Un búho solitario, antiguo emblema de la muerte, se posa en la pala del sepulturero. Cabe destacar que Friedrich omite la puerta del cementerio y cualquier indicio de la arquitectura circundante, dejando la escena desvinculada de un lugar específico. Sin un camino visible hacia fuera, la única "salida" es espiritual: el ascenso del alma.

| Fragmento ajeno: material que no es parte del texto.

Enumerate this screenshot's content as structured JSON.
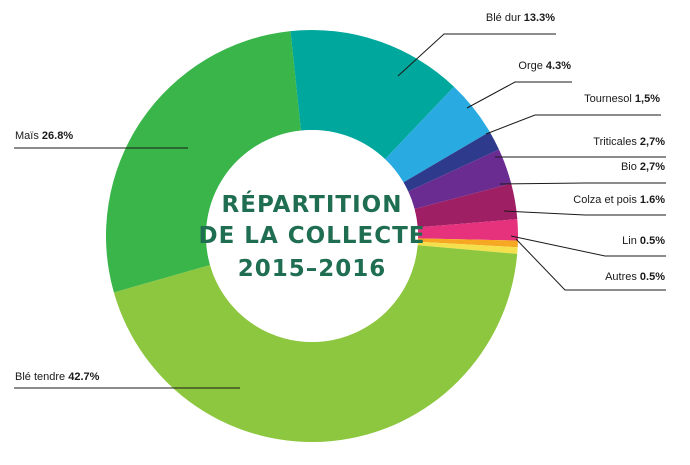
{
  "chart_data": {
    "type": "pie",
    "donut": true,
    "title_lines": [
      "RÉPARTITION",
      "DE LA COLLECTE",
      "2015–2016"
    ],
    "slices": [
      {
        "name": "Blé dur",
        "value_label": "13.3%",
        "value": 13.3,
        "color": "#00a79d"
      },
      {
        "name": "Orge",
        "value_label": "4.3%",
        "value": 4.3,
        "color": "#29abe2"
      },
      {
        "name": "Tournesol",
        "value_label": "1,5%",
        "value": 1.5,
        "color": "#2e3a8c"
      },
      {
        "name": "Triticales",
        "value_label": "2,7%",
        "value": 2.7,
        "color": "#6a2c91"
      },
      {
        "name": "Bio",
        "value_label": "2,7%",
        "value": 2.7,
        "color": "#9e1f63"
      },
      {
        "name": "Colza et pois",
        "value_label": "1.6%",
        "value": 1.6,
        "color": "#e6317d"
      },
      {
        "name": "Lin",
        "value_label": "0.5%",
        "value": 0.5,
        "color": "#f7a823"
      },
      {
        "name": "Autres",
        "value_label": "0.5%",
        "value": 0.5,
        "color": "#f4e04d"
      },
      {
        "name": "Blé tendre",
        "value_label": "42.7%",
        "value": 42.7,
        "color": "#8dc63f"
      },
      {
        "name": "Maïs",
        "value_label": "26.8%",
        "value": 26.8,
        "color": "#39b54a"
      }
    ],
    "legend": "none"
  }
}
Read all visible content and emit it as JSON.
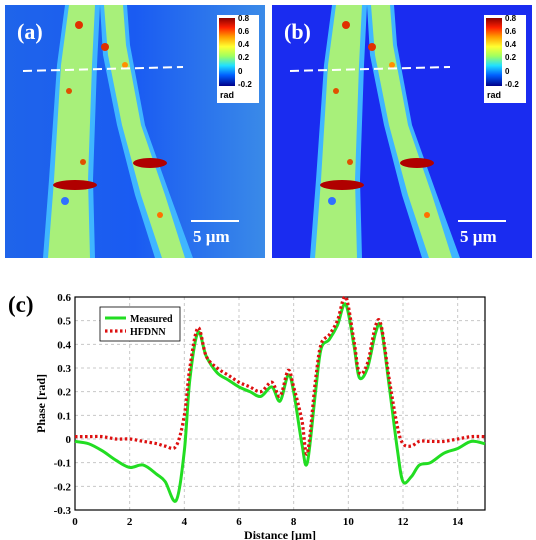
{
  "panels": [
    {
      "label": "(a)",
      "scale_label": "5 µm",
      "colorbar": {
        "ticks": [
          "0.8",
          "0.6",
          "0.4",
          "0.2",
          "0",
          "-0.2"
        ],
        "unit": "rad"
      }
    },
    {
      "label": "(b)",
      "scale_label": "5 µm",
      "colorbar": {
        "ticks": [
          "0.8",
          "0.6",
          "0.4",
          "0.2",
          "0",
          "-0.2"
        ],
        "unit": "rad"
      }
    }
  ],
  "chart_label": "(c)",
  "colors": {
    "measured": "#22dd22",
    "hfdnn": "#dd1111",
    "grid": "#c8c8c8"
  },
  "chart_data": {
    "type": "line",
    "xlabel": "Distance [µm]",
    "ylabel": "Phase [rad]",
    "xlim": [
      0,
      15
    ],
    "ylim": [
      -0.3,
      0.6
    ],
    "xticks": [
      "0",
      "2",
      "4",
      "6",
      "8",
      "10",
      "12",
      "14"
    ],
    "yticks": [
      "0.6",
      "0.5",
      "0.4",
      "0.3",
      "0.2",
      "0.1",
      "0",
      "-0.1",
      "-0.2",
      "-0.3"
    ],
    "grid": true,
    "legend": "top-left",
    "series": [
      {
        "name": "Measured",
        "style": "solid",
        "x": [
          0,
          0.5,
          1.0,
          1.5,
          2.0,
          2.5,
          3.0,
          3.3,
          3.7,
          4.0,
          4.2,
          4.5,
          4.8,
          5.2,
          5.6,
          6.0,
          6.4,
          6.8,
          7.2,
          7.5,
          7.8,
          8.0,
          8.3,
          8.5,
          8.8,
          9.0,
          9.3,
          9.6,
          9.9,
          10.2,
          10.4,
          10.7,
          11.0,
          11.2,
          11.5,
          11.8,
          12.0,
          12.3,
          12.6,
          13.0,
          13.5,
          14.0,
          14.5,
          15.0
        ],
        "y": [
          -0.01,
          -0.02,
          -0.05,
          -0.09,
          -0.12,
          -0.11,
          -0.15,
          -0.18,
          -0.26,
          -0.05,
          0.25,
          0.45,
          0.35,
          0.28,
          0.25,
          0.22,
          0.2,
          0.18,
          0.22,
          0.16,
          0.27,
          0.2,
          -0.02,
          -0.1,
          0.2,
          0.38,
          0.42,
          0.48,
          0.57,
          0.4,
          0.26,
          0.3,
          0.45,
          0.47,
          0.22,
          -0.05,
          -0.18,
          -0.16,
          -0.11,
          -0.1,
          -0.06,
          -0.04,
          -0.01,
          -0.02
        ]
      },
      {
        "name": "HFDNN",
        "style": "dotted",
        "x": [
          0,
          0.5,
          1.0,
          1.5,
          2.0,
          2.5,
          3.0,
          3.3,
          3.7,
          4.0,
          4.2,
          4.5,
          4.8,
          5.2,
          5.6,
          6.0,
          6.4,
          6.8,
          7.2,
          7.5,
          7.8,
          8.0,
          8.3,
          8.5,
          8.8,
          9.0,
          9.3,
          9.6,
          9.9,
          10.2,
          10.4,
          10.7,
          11.0,
          11.2,
          11.5,
          11.8,
          12.0,
          12.3,
          12.6,
          13.0,
          13.5,
          14.0,
          14.5,
          15.0
        ],
        "y": [
          0.01,
          0.01,
          0.01,
          0.0,
          0.0,
          -0.01,
          -0.02,
          -0.03,
          -0.03,
          0.1,
          0.3,
          0.47,
          0.35,
          0.3,
          0.27,
          0.24,
          0.22,
          0.2,
          0.24,
          0.18,
          0.29,
          0.22,
          0.08,
          -0.06,
          0.25,
          0.4,
          0.44,
          0.5,
          0.6,
          0.42,
          0.28,
          0.32,
          0.48,
          0.48,
          0.25,
          0.05,
          -0.02,
          -0.03,
          -0.01,
          -0.01,
          -0.01,
          0.0,
          0.01,
          0.01
        ]
      }
    ]
  }
}
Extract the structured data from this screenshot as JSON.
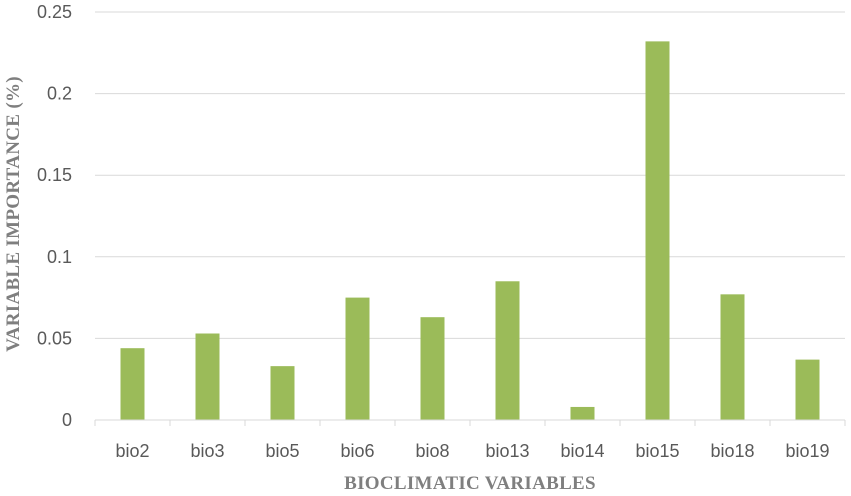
{
  "chart_data": {
    "type": "bar",
    "title": "",
    "xlabel": "BIOCLIMATIC VARIABLES",
    "ylabel": "VARIABLE IMPORTANCE (%)",
    "categories": [
      "bio2",
      "bio3",
      "bio5",
      "bio6",
      "bio8",
      "bio13",
      "bio14",
      "bio15",
      "bio18",
      "bio19"
    ],
    "values": [
      0.044,
      0.053,
      0.033,
      0.075,
      0.063,
      0.085,
      0.008,
      0.232,
      0.077,
      0.037
    ],
    "ylim": [
      0,
      0.25
    ],
    "yticks": [
      "0",
      "0.05",
      "0.1",
      "0.15",
      "0.2",
      "0.25"
    ],
    "grid": true,
    "colors": {
      "bar": "#9bbb59",
      "grid": "#d9d9d9",
      "axis": "#d9d9d9"
    }
  }
}
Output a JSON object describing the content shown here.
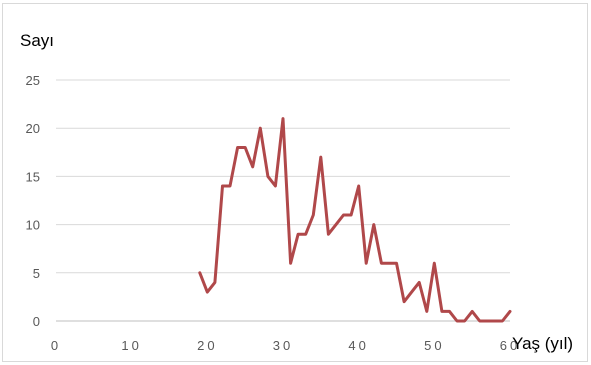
{
  "chart_data": {
    "type": "line",
    "title": "",
    "ylabel": "Sayı",
    "xlabel": "Yaş (yıl)",
    "xlim": [
      0,
      60
    ],
    "ylim": [
      0,
      25
    ],
    "x_ticks": [
      0,
      10,
      20,
      30,
      40,
      50,
      60
    ],
    "y_ticks": [
      0,
      5,
      10,
      15,
      20,
      25
    ],
    "grid": "horizontal",
    "legend": "none",
    "colors": {
      "series": "#b0484a",
      "grid": "#d9d9d9",
      "axis": "#bfbfbf",
      "tick_text": "#595959"
    },
    "series": [
      {
        "x": [
          19,
          20,
          21,
          22,
          23,
          24,
          25,
          26,
          27,
          28,
          29,
          30,
          31,
          32,
          33,
          34,
          35,
          36,
          37,
          38,
          39,
          40,
          41,
          42,
          43,
          44,
          45,
          46,
          47,
          48,
          49,
          50,
          51,
          52,
          53,
          54,
          55,
          56,
          57,
          58,
          59,
          60
        ],
        "values": [
          5,
          3,
          4,
          14,
          14,
          18,
          18,
          16,
          20,
          15,
          14,
          21,
          6,
          9,
          9,
          11,
          17,
          9,
          10,
          11,
          11,
          14,
          6,
          10,
          6,
          6,
          6,
          2,
          3,
          4,
          1,
          6,
          1,
          1,
          0,
          0,
          1,
          0,
          0,
          0,
          0,
          1
        ]
      }
    ]
  }
}
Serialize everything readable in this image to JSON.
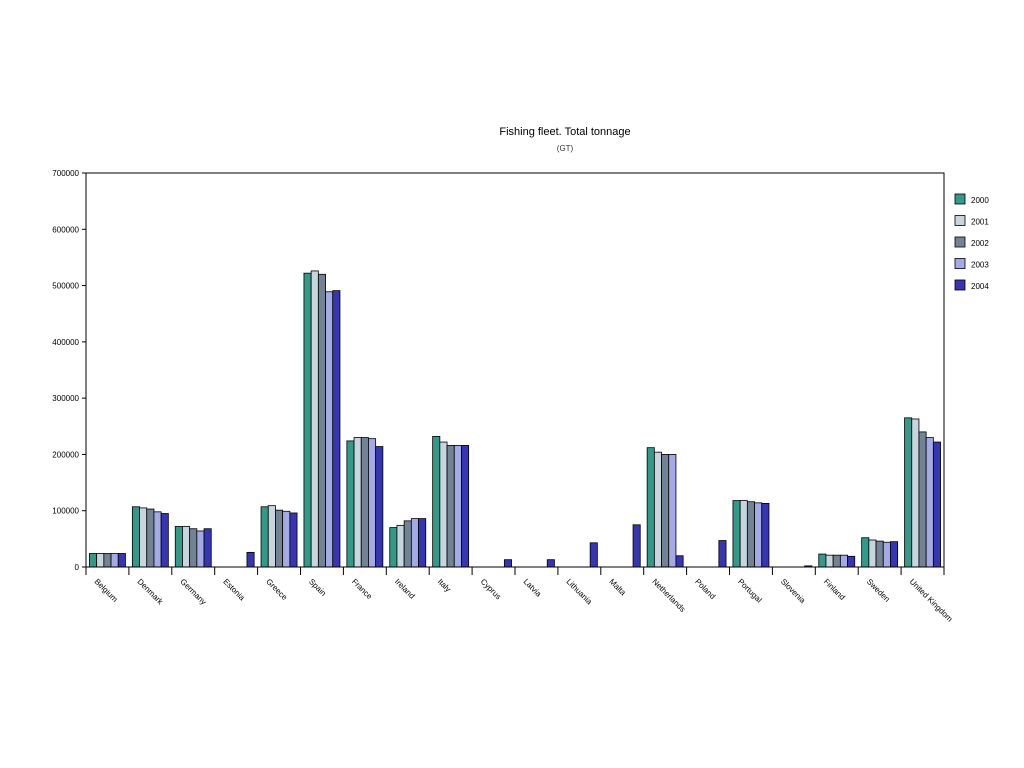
{
  "chart_data": {
    "type": "bar",
    "title": "Fishing fleet. Total tonnage",
    "subtitle": "(GT)",
    "xlabel": "",
    "ylabel": "",
    "ylim": [
      0,
      700000
    ],
    "yticks": [
      "0",
      "100000",
      "200000",
      "300000",
      "400000",
      "500000",
      "600000",
      "700000"
    ],
    "grid": false,
    "legend_position": "right",
    "categories": [
      "Belgium",
      "Denmark",
      "Germany",
      "Estonia",
      "Greece",
      "Spain",
      "France",
      "Ireland",
      "Italy",
      "Cyprus",
      "Latvia",
      "Lithuania",
      "Malta",
      "Netherlands",
      "Poland",
      "Portugal",
      "Slovenia",
      "Finland",
      "Sweden",
      "United Kingdom"
    ],
    "series": [
      {
        "name": "2000",
        "color": "#339988",
        "values": [
          24000,
          107000,
          72000,
          0,
          107000,
          522000,
          224000,
          70000,
          232000,
          0,
          0,
          0,
          0,
          212000,
          0,
          118000,
          0,
          23000,
          52000,
          265000
        ]
      },
      {
        "name": "2001",
        "color": "#c8d4de",
        "values": [
          24000,
          105000,
          72000,
          0,
          109000,
          526000,
          230000,
          74000,
          222000,
          0,
          0,
          0,
          0,
          204000,
          0,
          118000,
          0,
          21000,
          48000,
          263000
        ]
      },
      {
        "name": "2002",
        "color": "#728494",
        "values": [
          24000,
          103000,
          68000,
          0,
          101000,
          520000,
          230000,
          82000,
          216000,
          0,
          0,
          0,
          0,
          200000,
          0,
          116000,
          0,
          21000,
          46000,
          240000
        ]
      },
      {
        "name": "2003",
        "color": "#a4abe4",
        "values": [
          24000,
          98000,
          64000,
          0,
          99000,
          489000,
          228000,
          86000,
          216000,
          0,
          0,
          0,
          0,
          200000,
          0,
          114000,
          0,
          21000,
          44000,
          230000
        ]
      },
      {
        "name": "2004",
        "color": "#3636b2",
        "values": [
          24000,
          95000,
          68000,
          26000,
          96000,
          491000,
          214000,
          86000,
          216000,
          13000,
          13000,
          43000,
          75000,
          20000,
          47000,
          113000,
          2000,
          19000,
          45000,
          222000
        ]
      }
    ]
  }
}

David d'Angers, que viajó por Alemania en 1834, buscó a Friedrich en Dresde y más tarde le hizo un retrato en medallón de bronce. En su diario, describió este dibujo con detalle, señalando incluso una mancha de tinta en la parte izquierda. Resulta que cuando le pidieron que firmara la obra, Friedrich derramó accidentalmente tinta sobre la hoja; estaba dispuesto a destruirla hasta que David d'Angers le aseguró que la marca podía pasar por un pájaro. El artista sonrió, "con esa expresión infantil que solo se encuentra entre los hombres notables de Alemania."